Data Protection impact Assessment
To estimate the impact of changes or new actions, a Data Protection Impact Assessment should be conducted when initiating a new project, change, or product. The Data Protection Impact Assessment is a procedure that needs to be carried out when a significant change is introduced in the processing of personal data. This change could be a new process, or a change to an existing process that alters the way personal data is being processed
For sure, a DPIA is mandatory if you process personal data of special categories or data relating to criminal convictions and offenses. This sounds fuzzy to you? Well, EASI can help, just let us know.
The controller of personal data (= also known as you) has the accountability to ensure that personal data is protected even if the processing is done by a third party. So, organizations have the obligation to ensure the protection and privacy of personal data when this data is transferred outside the company. How can you do this? Well, a good start is to create Data Processor Agreements with all of your processors.
What if you transfer personal data out of the EU? Hmm... Well, if you transfer personal data to Andorra, Argentina, Canada, Faroe Islands, Guernsey, Israel, Isle of Man, Japan, Jersey, New Zealand, Switzerland, Uruguay or the United States of America (limited to the Privacy Shield framework) then there is no problem. For the latest list of adequately protected countries, please visit this link.

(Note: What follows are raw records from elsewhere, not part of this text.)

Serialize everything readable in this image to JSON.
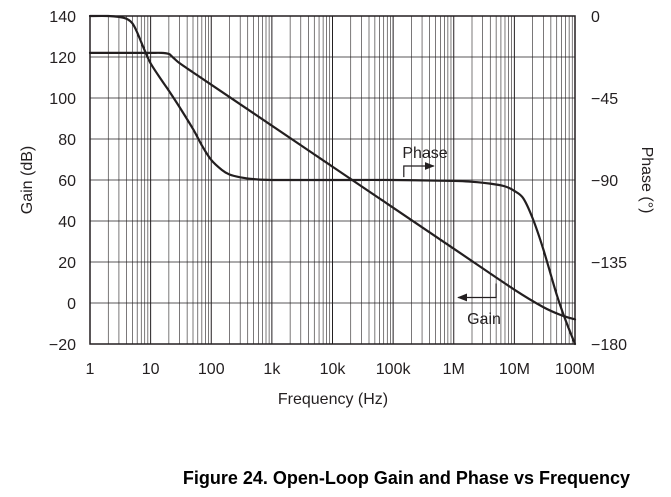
{
  "chart_data": {
    "type": "line",
    "title": "",
    "caption": "Figure 24. Open-Loop Gain and Phase vs Frequency",
    "xlabel": "Frequency (Hz)",
    "ylabel": "Gain (dB)",
    "y2label": "Phase (°)",
    "xscale": "log",
    "xlim": [
      1,
      100000000
    ],
    "ylim": [
      -20,
      140
    ],
    "y2lim": [
      -180,
      0
    ],
    "grid": true,
    "x_ticks": [
      {
        "value": 1,
        "label": "1"
      },
      {
        "value": 10,
        "label": "10"
      },
      {
        "value": 100,
        "label": "100"
      },
      {
        "value": 1000,
        "label": "1k"
      },
      {
        "value": 10000,
        "label": "10k"
      },
      {
        "value": 100000,
        "label": "100k"
      },
      {
        "value": 1000000,
        "label": "1M"
      },
      {
        "value": 10000000,
        "label": "10M"
      },
      {
        "value": 100000000,
        "label": "100M"
      }
    ],
    "y_ticks": [
      {
        "value": 140,
        "label": "140"
      },
      {
        "value": 120,
        "label": "120"
      },
      {
        "value": 100,
        "label": "100"
      },
      {
        "value": 80,
        "label": "80"
      },
      {
        "value": 60,
        "label": "60"
      },
      {
        "value": 40,
        "label": "40"
      },
      {
        "value": 20,
        "label": "20"
      },
      {
        "value": 0,
        "label": "0"
      },
      {
        "value": -20,
        "label": "−20"
      }
    ],
    "y2_ticks": [
      {
        "value": 0,
        "label": "0"
      },
      {
        "value": -45,
        "label": "−45"
      },
      {
        "value": -90,
        "label": "−90"
      },
      {
        "value": -135,
        "label": "−135"
      },
      {
        "value": -180,
        "label": "−180"
      }
    ],
    "series": [
      {
        "name": "Gain",
        "axis": "left",
        "x": [
          1,
          5,
          10,
          15,
          20,
          22,
          25,
          30,
          50,
          100,
          1000,
          10000,
          100000,
          1000000,
          10000000,
          30000000,
          60000000,
          100000000
        ],
        "y": [
          122,
          122,
          122,
          122,
          121.5,
          120.5,
          119,
          117,
          112.5,
          106.5,
          86.5,
          66.5,
          46.5,
          26.5,
          6.5,
          -2,
          -6,
          -8
        ]
      },
      {
        "name": "Phase",
        "axis": "right",
        "x": [
          1,
          2,
          3,
          4,
          5,
          6,
          8,
          10,
          15,
          20,
          30,
          50,
          70,
          100,
          150,
          200,
          300,
          500,
          1000,
          10000,
          100000,
          1000000,
          2000000,
          4000000,
          7000000,
          10000000,
          14000000,
          20000000,
          30000000,
          50000000,
          70000000,
          100000000
        ],
        "y": [
          0,
          0,
          -0.5,
          -1.5,
          -4,
          -9,
          -19,
          -26,
          -35,
          -41,
          -50,
          -62,
          -71,
          -79,
          -84.5,
          -87,
          -88.5,
          -89.5,
          -90,
          -90,
          -90,
          -90.5,
          -91,
          -92,
          -93.5,
          -96,
          -100,
          -111,
          -128,
          -153,
          -167,
          -180
        ]
      }
    ],
    "annotations": [
      {
        "text": "Phase",
        "series": "Phase",
        "arrow": "right"
      },
      {
        "text": "Gain",
        "series": "Gain",
        "arrow": "left"
      }
    ]
  }
}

If you transfer personal data to countries not mentioned above, extra adequate guaranties are necessary before the transfer can take place.
Data Protection Officer
The Data Protection Officer has the responsibility of advising the company about compliance wit the GDPR requirements. A question often asked is "Do I really need a Data Protection Officer?" Well, it depends... Here are the cases when a Data Protection Officer is mandatory:
- You are a government agency or a government body or
- You process personal data of special categories or
- You process personal data of criminal convictions and criminal offenses or
- You do regular and systematic observation of data subjects on a large scale as your main activity
Most of these terms are rather vague (Regular, systematic, large scale, main activity,...), but all of this is explained in an article created by the European Data Protection Board: "Regular and Systematic Monitoring"
Awareness and training
An organization should create awareness training regarding the protection of personal data among its employees. Depending on the nature of the personal data that is processed, or the risks of data breaches, the awareness training program can be extensive or not. Basically, the employees should be informed about what they need to know and how to carry out the organization's GDPR obligations. Keep it simple, to the point and repeat this training on a regular bases. And hey, don't forget to train your new employees.